I take 2000 samples to make a complete measurement.
It works 80% of the time, but I think the 1Msec interrupt is causing it to misread approx 20% of the time. I think that
Can I set the interrupt to a higher priority than the 1Msec Interrupt?
This function doesn't run all the time, so a little drift in the clock isn't a problem, and I suspect it will catch up, my sampling has to be accurate.
I like you help with the PWM, I will try that tomorrow morning.
The code is fairly massive, and it is running correctly, it is just the occasional drift that is now th problem.
 
Having a higher interrupt priority won't necessarily help. If something disables interrupts, your ISR will have to wait.

I would do things differently and capture a timer with DMA at the rising and and falling edges of the signal into a ring-buffer. You can then process that buffer and you won't have to worry about interrupts interfering with sampling. I have sample code that does exactly that.
 
Thanks tni, that looks fantastic, should be a very robust solution, one last question, the source from my signal is a PWM output on pin 10, will that affect the timers used?
Thanks
George
 
Just curious, if you capture both rising and falling edges interleaved to the same buffer, how do you sort out which were rising and which were falling to post-process the data?
 
Just curious, if you capture both rising and falling edges interleaved to the same buffer, how do you sort out which were rising and which were falling to post-process the data?
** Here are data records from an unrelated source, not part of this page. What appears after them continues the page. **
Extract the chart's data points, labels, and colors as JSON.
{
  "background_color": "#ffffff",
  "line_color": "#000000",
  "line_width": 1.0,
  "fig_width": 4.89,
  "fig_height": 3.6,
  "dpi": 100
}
My code uses 2 timer channels (there is a special FTM mode to use 2 channels for the same input pin), channel 0 for rising edge, channel 1 for falling edge. The captured timers are transferred via DMA on the falling edge and you get these values:

Code:
struct PulseCapture {
    volatile uint16_t timer_at_rising;
    volatile uint16_t timer_at_falling;
};
 
I will probably just use the one of the 2 events, at anyone time.
This is the first stage in a decoding process, and the encoding scheme will change.
Initially this code then feeds a thresholding process and Manchester decoding.
I am trying the code standalone, and then I will incorporate it in the main program.